The release of the pro-democracy leader Aung San Suu Kyi has led to speculation that sanctions against Burma and its military rulers could soon be dropped.
“If the people really want sanctions to be lifted, I will consider it,” Miss Suu Kyi told reporters in her first news conference after her release.
Sanctions ranging from embargoes on arms sales to visa bans have been in place for more than 20 years in Burma, in an attempt by Western governments to prompt the military leaders to engage in political reform.
But the imposition of sanctions has not been uniform and, many argue, has not had the desired impact.
Most sanctions have been placed by Western governments, which traditionally were strong trading partners and investors in Burma.
The first measures were taken against Burma by the EU and the US following the crushing of the democracy uprising in 1988.
These included an end to development assistance and an arms embargo.
A significant racheting-up of sanctions came in 1996, when the EU adopted a Common Position on Burma, including a ban on arms or weapons or any equpment that could be used for repression.
The following year, a ban on new investment in Burma by US persons and organisations was announced by US authorities.
But the sanctions never worked in the ways that supporters of Aung San Suu Kyi might have hoped.
In the first instance, they were patchy, either in the way they were enforced or in the products and services that were targeted. And in the second, they were not retrospective.
“Divisions within the EU have weakened the EU’s influence with sanctions,” says Burma Campaign UK director Mark Farmaner.
Some countries – notably the UK, Czech Republic, Netherlands, Ireland and Denmark – have consistently called for increasing pressure, while the likes of France and Germany have been opposed to any such action.
“France’s opposition to stronger EU sanctions is attributed to the fact that Total Oil, France’s largest company, is a big investor in Burma,” says Mr Farmaner.
The US ban on investment lacked teeth, because most major investment had already taken place. Links that had been established before 1997 could continue to be nourished, reaping returns for American investors.
So despite what look like tough economic sanctions, a US company, Unocal (now Chevron), in a joint venture with France’s Total, was able to carry on developing the Yadana gas project, one of the biggest sources of foreign currency for the Burmese military junta.
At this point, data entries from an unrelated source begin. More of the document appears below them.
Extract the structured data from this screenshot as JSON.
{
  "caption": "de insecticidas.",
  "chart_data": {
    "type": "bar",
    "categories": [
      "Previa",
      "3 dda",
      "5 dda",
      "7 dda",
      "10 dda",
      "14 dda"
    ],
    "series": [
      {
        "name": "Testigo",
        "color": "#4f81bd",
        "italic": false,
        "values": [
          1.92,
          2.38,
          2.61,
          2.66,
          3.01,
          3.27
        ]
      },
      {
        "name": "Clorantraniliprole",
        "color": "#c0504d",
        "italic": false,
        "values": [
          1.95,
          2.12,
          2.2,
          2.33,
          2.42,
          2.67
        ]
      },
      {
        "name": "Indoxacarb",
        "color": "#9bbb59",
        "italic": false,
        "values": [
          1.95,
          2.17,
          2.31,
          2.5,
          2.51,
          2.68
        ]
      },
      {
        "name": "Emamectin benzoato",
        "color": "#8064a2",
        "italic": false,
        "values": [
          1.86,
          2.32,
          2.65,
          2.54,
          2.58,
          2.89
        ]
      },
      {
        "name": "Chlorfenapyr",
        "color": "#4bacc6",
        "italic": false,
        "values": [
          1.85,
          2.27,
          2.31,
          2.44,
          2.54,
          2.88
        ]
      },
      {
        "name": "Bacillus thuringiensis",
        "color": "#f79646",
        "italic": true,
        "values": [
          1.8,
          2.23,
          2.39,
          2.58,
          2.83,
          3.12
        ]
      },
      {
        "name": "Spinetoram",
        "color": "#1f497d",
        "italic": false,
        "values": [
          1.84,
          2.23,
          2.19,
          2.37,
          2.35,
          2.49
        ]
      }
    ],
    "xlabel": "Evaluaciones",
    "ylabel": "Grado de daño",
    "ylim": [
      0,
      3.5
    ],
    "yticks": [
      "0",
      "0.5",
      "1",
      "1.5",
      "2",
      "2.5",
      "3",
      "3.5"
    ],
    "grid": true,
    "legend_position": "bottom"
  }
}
And as Mr Farmaner points out, many of Burma’s key exports were not initially included in any list of sanctions.
“Until 2008, three of the top exports earning revenue for the dictatorship, gas, timber and gems, had not been significantly touched by any sanctions. This changed after the crushing of the monk-led uprising in 2007,” says Mr Farmaner.
While pro-democracy groups in the West have criticised their governments for the way sanctions have been placed and their lack of support, neighbouring countries in Asia have taken a different approach to Burma.
Most of Burma’s Asian neighbours, such as Thailand, India and China, have continued trading with the country and remained silent about the detention of Miss Suu Kyi.
Investment by these countries in Burma has actually increased during the period that sanctions have been in place.
China has poured billions of dollars into Burma and now accounts for two-thirds of its total investment over the past 20 years, according to Burmese state media.
“China is certainly still the ‘bagman’ for Burma, and will be by far Burma’s most important economic partner,” says Sean Turnell, economics professor and Burma expert at Macquarie University in Australia.
“Currently it is Chinese banks that have taken the role of providing the safe haven for the regime and the funds they secrete offshore deriving from the gas exports,” Prof Turnell told the BBC.
One of the principal reasons for interest in the area is because of its natural resources.
Burma is the world’s 10th biggest and Asia’s top exporter of natural gas.
According to the Foreign Office, natural gas exports are now Burma’s main source of foreign exchange income, its sales making up 12.5% of Burma’s GDP.
The world is hungry for energy and Burma will soon be in a position to start transforming itself from one of the world’s poorest economies.
So do the sanctions by Western democracies have any impact on Burma and its military leaders? Yes, according to Prof Turnell.
“The US and Europe remain very influential,” he says, “especially amongst that crucial ‘connected’ business elite. They crave to send their kids to Western universities, they want to travel, they want legitimacy, and they do not really trust Chinese financial institutions. “
Experts say that the military generals are keen to promote economic growth and Miss Suu Kyi holds sway over international opinion and sanctions policy.
She says she will listen to the people when it comes to lifting sanctions. But she, as well as the wider world, will be keenly aware of the more than 2,000 political prisoners still being held in Burmese prisons.
And for all the jubilation over her release, Aung San Suu Kyi remains in a vulnerable postion in a country slow to change, but quick to repress.
For this reason, campaign groups insist that sanctions still have a place.